Ivan Domingues discute a centralidade da mecanologia como eixo de ligação entre as engenharias e as chamadas ciências básicas

Para o Prof. Dr. Ivan Domingues, “o pensamento de Simondon é um approach e a expressão de uma sensibilidade, com feelings e intuições nem sempre traduzíveis numa axiomática ou conduzindo a uma “logística”. No entanto, mais do que nenhum outro de seus contemporâneos, ele procurou trazer a lume a ratio da técnica, procurada a meio caminho da matemática, da engenharia e da arte, dando vazão à criação, à inventividade e ao design (tecno-design, como nos protótipos industriais, e virtualmente bio-designs)”, comenta, em entrevista por e-mail à IHU On-Line. Segundo o professor, a questão da mecanologia é central no pensamento de Simondo, porque é responsável por fazer a ligação entre as diversas áreas das engenharias e as chamadas ciências básicas. “Penso que o pensamento de Simondon é sumamente atual e nos oferece uma perspectiva em filosofia da tecnologia mais fecunda do que a do positivismo e da filosofia analítica, com sua inclinação de pensar a técnica como mera extensão da ciência”, avalia Domingues.

O Instituto Humanitas Unisinos - IHU recebe Ivan Domingues, no dia 24-10-2013, também para apresentar a conferência A filosofia da tecnologia de Simondon: a centralidade da mecanologia. O evento ocorre na sala Ignacio Ellacuría e Companheiros, às 19h30, e integra a programação do II Seminário em preparação ao  XIV Simpósio Internacional IHU – Revoluções tecnocientíficas, culturas, indivíduos e sociedades, cuja programação completa pode ser conferida em http://bit.ly/Simondon.

Confira a entrevista.

 

IHU On-Line - Quais são as proposições fundamentais da filosofia da tecnologia de Simondon ?

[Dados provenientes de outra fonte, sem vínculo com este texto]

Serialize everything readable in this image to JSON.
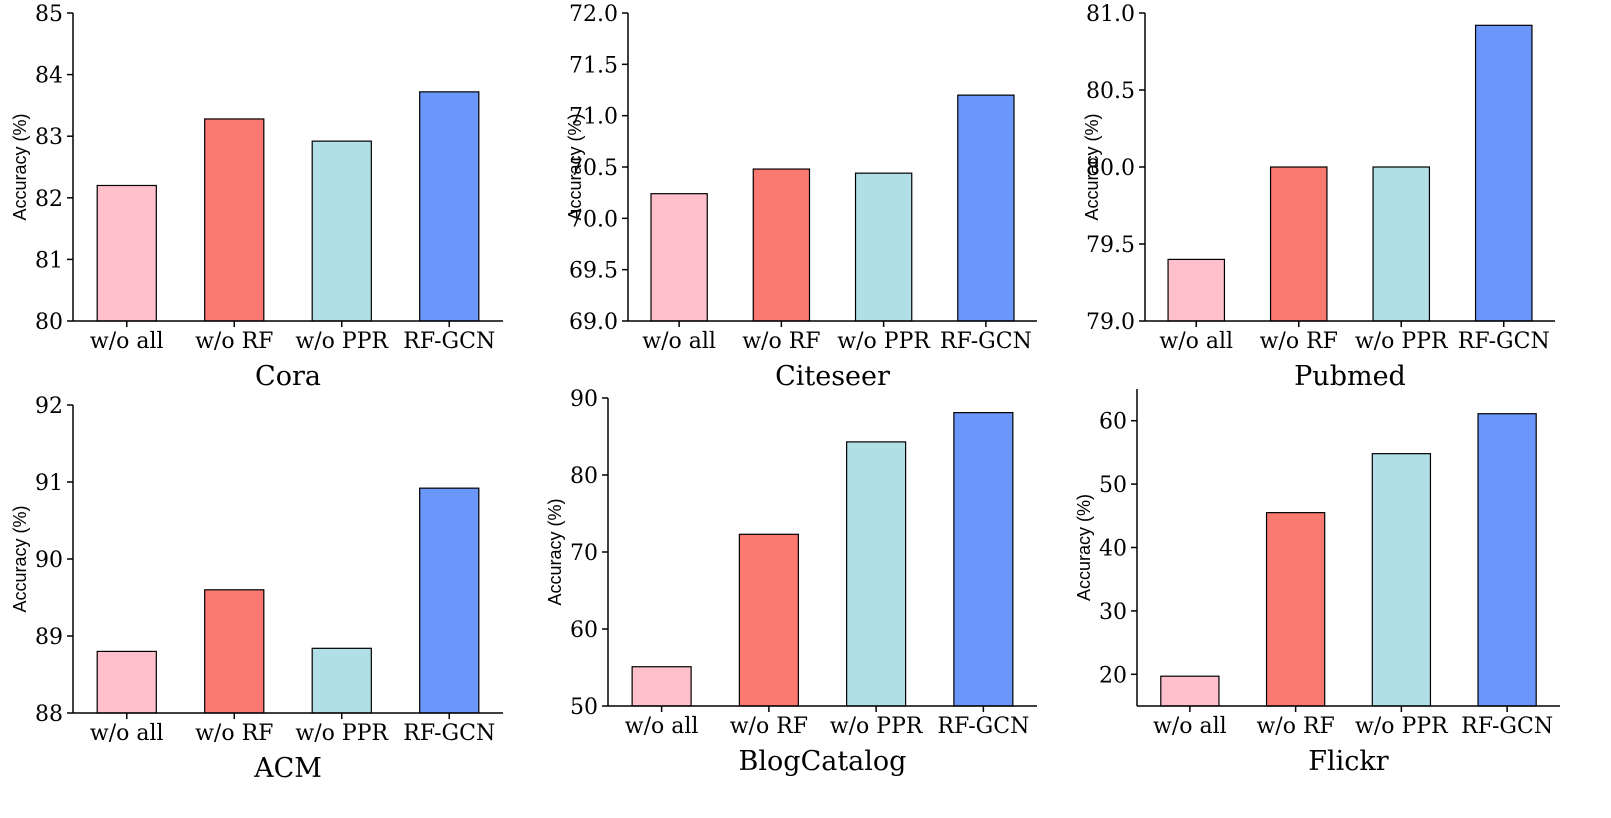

Ivan Domingues - Esta é uma questão difícil de responder: mais do que um sistema de proposições, o pensamento de Simondon é um approach e a expressão de uma sensibilidade, com feelings e intuições nem sempre traduzíveis numa axiomática ou conduzindo a uma “logística”. No entanto, mais do que nenhum outro de seus contemporâneos, ele procurou trazer a lume a ratio da técnica, procurada a meio caminho da matemática, da engenharia e da arte, dando vazão à criação, à inventividade e ao design (tecno-design, como nos protótipos industriais, e virtualmente bio-designs). É nesse quadro que aparece sua hipótese seminal, ressaltada por Vincent Bontems , segundo a qual “o progresso técnico tem suas próprias leis e aquilo que os usuários demandam não tem influência significativa sobre a evolução dos sistemas técnicos”. Ao desenvolver a hipótese, Simondon acrescenta mais dois outros conceitos axiais: a de correlação interna (quanto maior a correlação interna e a autorreferência nas seriações tecnológicas — motores a explosão, por exemplo —, tanto maior será a racionalidade) e a de concretização, perfazendo verdadeiras linhagens técnicas (vários tipos de motores: explosão, elétrico, turbina) e autorizando o estudioso a falar de linhas de evolução dos artefatos e sistemas tecnológicos no contexto econômico e industrial. Quem deu uma importante contribuição ao tema da concretização foi o norte-americano Andrew Feenberg , que proferiu uma conferência com igual título no Colóquio de Cérisy-la-Salle, promovido em agosto deste ano, em homenagem a Simondon.

 

IHU On-Line - Nesse sentido, qual é a centralidade da mecanologia em seu pensamento?

Ivan Domingues - A mecanologia é central pela simples razão de que a ela cabe fazer o link entre as diversas áreas das engenharias e as chamadas ciências básicas. A grande rival é a cibernética, ela mesma parte das engenharias, no entender de Simondon, dividida [a cibernética] entre as máquinas e os sistemas particulares, com seu pragmatismo e exposta às demandas e solicitações do mercado, como, aliás, todas as engenharias. Por isso, as engenharias e as cibernéticas não podem ser o fundamento da tecnologia, pois dela dependem e são suas beneficiárias. Já as ciências básicas, se é que essa expressão faz sentido, também não o podem, mas pelo motivo oposto, não por causa do seu pragmatismo, porém por conta de seu teoricismo e sua natureza abstrata, ao passo que a tecnologia é um conhecimento prático e fundado na ação: techne, savoir-faire e know-how. A preferência pelo vocábulo mecanologia aparece na famosa entrevista, em 1968, concedida a Jean Le Moyne, conhecido escritor, jornalista e político canadense da região de Québec. Antes, durante algum tempo, Simondon cortejou o termo alagmática, criado a partir do grego allatein = modificar e trocar, ressignificado como teoria geral das trocas e das mudanças de estados = ciência das operações, num sentido vizinho dos sistemas cibernéticos, como logo foi percebido, que de seu jeito visava às operações das máquinas, dos animais e dos seres humanos.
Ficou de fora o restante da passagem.